“Neighbors” is just a little bit, but not enough, like movie comedies that embrace cheerful, filthy chaos and anarchy as they shock viewers into laughter with spare, but well-placed, raunchiness — as in the campfire scene in “Blazing Saddles” or the zipper scene in “There’s Something About Mary.”
Seth Rogen and Rose Byrne (who gets to keep her Australian accent) star as Mac and Kelly Radner, a young couple with an adorable baby girl and a house in a nice neighborhood. They’re happy, but they struggle with their identity as parents, and their lack of youthful freedom.
Meanwhile, members of a fraternity house unexpectedly move in next door. The Radners cluelessly introduce themselves to the frat president, Teddy (Zac Efron), and vice president, Pete (Dave Franco), and ask them to keep down the noise.
The brothers know that keeping the neighbors happy is crucial, so they invite the Radners to a blowout party that includes psychedelic mushrooms and Batman impersonations.
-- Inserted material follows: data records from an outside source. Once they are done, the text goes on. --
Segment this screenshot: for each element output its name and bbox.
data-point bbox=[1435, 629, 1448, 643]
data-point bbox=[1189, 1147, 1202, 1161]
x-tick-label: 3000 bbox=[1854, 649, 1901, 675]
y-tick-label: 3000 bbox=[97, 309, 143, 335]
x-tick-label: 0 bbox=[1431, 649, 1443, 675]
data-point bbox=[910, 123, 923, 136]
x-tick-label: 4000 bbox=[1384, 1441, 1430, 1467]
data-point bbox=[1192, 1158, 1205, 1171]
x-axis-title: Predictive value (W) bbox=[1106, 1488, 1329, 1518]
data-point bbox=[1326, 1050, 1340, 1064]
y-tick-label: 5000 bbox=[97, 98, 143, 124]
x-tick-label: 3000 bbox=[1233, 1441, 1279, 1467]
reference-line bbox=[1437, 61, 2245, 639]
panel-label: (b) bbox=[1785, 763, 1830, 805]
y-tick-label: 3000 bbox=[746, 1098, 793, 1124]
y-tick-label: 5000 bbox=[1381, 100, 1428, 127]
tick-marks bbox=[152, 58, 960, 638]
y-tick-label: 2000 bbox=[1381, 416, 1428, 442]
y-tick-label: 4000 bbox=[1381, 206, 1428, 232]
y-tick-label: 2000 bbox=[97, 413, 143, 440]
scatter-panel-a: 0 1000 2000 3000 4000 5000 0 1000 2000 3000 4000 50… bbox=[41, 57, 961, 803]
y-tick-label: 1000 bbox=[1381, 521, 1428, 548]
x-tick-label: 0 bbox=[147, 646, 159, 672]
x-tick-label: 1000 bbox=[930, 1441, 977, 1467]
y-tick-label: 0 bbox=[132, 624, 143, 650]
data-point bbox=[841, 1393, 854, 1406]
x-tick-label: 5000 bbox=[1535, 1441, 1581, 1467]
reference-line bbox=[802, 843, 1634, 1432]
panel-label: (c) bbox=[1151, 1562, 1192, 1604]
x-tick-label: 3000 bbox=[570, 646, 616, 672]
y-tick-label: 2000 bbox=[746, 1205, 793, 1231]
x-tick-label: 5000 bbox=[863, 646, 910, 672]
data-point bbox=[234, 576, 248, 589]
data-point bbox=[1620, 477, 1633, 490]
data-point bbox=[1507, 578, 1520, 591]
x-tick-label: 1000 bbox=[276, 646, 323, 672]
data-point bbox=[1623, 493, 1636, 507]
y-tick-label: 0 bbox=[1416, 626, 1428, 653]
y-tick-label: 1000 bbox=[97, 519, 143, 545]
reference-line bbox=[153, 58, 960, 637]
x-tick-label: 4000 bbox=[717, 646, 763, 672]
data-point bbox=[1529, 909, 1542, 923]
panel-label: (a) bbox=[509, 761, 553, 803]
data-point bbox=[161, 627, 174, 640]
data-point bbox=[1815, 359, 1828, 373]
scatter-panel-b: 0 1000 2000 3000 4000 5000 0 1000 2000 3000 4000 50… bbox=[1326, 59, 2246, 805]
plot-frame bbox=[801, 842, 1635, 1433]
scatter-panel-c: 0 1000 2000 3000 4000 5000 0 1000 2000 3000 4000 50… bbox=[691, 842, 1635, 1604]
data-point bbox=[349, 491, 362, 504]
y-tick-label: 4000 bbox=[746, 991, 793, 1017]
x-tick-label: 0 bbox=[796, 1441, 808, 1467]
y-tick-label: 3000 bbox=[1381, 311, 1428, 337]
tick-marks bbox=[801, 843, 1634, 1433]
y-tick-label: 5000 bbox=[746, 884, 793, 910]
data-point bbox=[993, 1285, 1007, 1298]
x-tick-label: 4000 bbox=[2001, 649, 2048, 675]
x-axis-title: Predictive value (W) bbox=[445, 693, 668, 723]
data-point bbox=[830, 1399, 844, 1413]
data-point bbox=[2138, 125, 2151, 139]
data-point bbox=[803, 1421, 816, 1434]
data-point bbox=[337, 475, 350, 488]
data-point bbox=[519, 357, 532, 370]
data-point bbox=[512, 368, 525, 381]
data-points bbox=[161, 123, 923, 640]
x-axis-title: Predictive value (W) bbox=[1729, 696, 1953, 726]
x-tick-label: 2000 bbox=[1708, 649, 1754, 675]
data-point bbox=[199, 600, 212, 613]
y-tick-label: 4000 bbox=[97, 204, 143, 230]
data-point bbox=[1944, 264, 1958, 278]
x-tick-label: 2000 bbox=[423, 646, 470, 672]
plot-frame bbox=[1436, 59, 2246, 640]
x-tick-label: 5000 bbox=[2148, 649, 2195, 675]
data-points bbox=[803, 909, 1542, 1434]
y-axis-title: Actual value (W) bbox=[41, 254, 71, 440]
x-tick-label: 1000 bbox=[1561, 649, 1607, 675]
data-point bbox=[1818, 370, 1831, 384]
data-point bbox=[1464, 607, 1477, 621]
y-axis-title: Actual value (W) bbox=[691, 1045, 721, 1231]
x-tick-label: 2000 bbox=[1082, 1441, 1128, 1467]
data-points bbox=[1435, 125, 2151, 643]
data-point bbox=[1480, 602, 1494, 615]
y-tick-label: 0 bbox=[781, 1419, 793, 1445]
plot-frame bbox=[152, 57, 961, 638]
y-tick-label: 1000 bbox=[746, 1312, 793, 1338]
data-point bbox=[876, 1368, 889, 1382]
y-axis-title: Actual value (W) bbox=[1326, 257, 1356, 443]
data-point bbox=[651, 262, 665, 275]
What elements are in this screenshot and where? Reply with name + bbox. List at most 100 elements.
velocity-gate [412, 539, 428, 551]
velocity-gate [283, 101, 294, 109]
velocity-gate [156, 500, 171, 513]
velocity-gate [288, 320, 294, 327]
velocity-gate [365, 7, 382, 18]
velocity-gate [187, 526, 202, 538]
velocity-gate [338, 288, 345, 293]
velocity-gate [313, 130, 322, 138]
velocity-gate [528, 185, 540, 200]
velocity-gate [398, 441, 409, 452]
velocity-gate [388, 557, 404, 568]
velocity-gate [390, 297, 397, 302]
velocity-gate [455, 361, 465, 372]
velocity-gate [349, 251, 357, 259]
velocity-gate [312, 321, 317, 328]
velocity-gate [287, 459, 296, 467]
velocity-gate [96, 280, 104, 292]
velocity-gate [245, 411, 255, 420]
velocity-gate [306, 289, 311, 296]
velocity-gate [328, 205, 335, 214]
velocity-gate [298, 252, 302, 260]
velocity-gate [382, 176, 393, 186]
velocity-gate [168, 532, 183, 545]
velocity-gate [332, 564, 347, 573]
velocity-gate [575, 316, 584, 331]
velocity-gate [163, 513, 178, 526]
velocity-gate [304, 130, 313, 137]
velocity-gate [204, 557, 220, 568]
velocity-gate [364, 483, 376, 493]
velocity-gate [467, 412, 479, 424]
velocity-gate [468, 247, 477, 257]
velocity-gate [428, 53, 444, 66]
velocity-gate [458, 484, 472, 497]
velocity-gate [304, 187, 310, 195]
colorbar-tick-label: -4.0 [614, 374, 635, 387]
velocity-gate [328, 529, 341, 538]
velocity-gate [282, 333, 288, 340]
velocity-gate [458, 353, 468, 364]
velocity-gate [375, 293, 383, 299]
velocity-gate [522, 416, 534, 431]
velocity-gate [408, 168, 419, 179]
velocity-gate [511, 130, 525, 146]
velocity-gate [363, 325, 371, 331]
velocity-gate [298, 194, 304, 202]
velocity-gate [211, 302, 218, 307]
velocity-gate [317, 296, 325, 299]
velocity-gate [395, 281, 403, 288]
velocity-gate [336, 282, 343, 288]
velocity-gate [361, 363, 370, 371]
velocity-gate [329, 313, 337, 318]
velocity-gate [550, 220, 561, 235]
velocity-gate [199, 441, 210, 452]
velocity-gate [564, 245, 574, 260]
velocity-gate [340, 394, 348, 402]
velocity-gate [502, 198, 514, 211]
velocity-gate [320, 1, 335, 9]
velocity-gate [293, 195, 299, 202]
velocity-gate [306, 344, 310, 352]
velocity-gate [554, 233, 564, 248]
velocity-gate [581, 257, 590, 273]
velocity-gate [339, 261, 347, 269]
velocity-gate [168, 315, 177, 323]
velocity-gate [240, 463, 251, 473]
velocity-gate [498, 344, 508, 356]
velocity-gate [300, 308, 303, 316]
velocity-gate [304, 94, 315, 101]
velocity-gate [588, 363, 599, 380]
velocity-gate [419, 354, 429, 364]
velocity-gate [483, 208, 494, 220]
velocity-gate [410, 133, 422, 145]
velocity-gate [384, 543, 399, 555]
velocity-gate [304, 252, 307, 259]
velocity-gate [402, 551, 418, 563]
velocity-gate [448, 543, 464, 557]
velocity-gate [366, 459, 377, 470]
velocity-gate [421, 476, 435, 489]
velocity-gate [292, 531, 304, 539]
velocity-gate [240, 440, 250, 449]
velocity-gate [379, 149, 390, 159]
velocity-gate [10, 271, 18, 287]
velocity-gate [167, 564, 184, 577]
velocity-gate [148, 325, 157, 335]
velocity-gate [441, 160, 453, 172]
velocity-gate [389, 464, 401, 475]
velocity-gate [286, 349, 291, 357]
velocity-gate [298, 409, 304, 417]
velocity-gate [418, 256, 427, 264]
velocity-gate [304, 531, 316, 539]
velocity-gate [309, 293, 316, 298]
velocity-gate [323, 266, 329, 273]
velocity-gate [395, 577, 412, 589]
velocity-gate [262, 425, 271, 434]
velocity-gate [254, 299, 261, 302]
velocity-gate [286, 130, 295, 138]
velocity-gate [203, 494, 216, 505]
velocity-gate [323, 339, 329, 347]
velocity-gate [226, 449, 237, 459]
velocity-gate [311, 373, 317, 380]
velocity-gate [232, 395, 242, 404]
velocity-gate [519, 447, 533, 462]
But when the Radners eventually call the cops, the trust is broken and an all-out war begins.
Director Nicholas Stoller’s first feature, “Forgetting Sarah Marshall,” created a deft balance of characters and laughs, but in “Neighbors,” that balance is off.
In the first half, the characters pretend to be who they think they’re supposed to be — cool, confident and courageous. Scenes involving car air bags, sex toys and breast milk are supposed to invoke screams of laughter.
But the movie’s laughs actually don’t kick in until the characters truly find themselves. The funniest moments are personal.
In a terrific scene, Byrne’s character cleverly uses her people skills to determine the pecking order of the frat house in order to bring it down from within.
A major problem is Efron. He’s well cast as a handsome frat boy, and he manages his line readings without problem, but even in the movie’s better second half, his cold, lifeless eyes don’t reveal anything inside. In moments in which Mac and Teddy are supposed to be bonding, Rogen seems to be doing the work for both of them.
Efron’s fans will be ecstatic to learn that he goes shirtless several times. It should be noted that Rogen does, too.
While “Neighbors” is certainly revealing, in more ways than one, it could have been more so.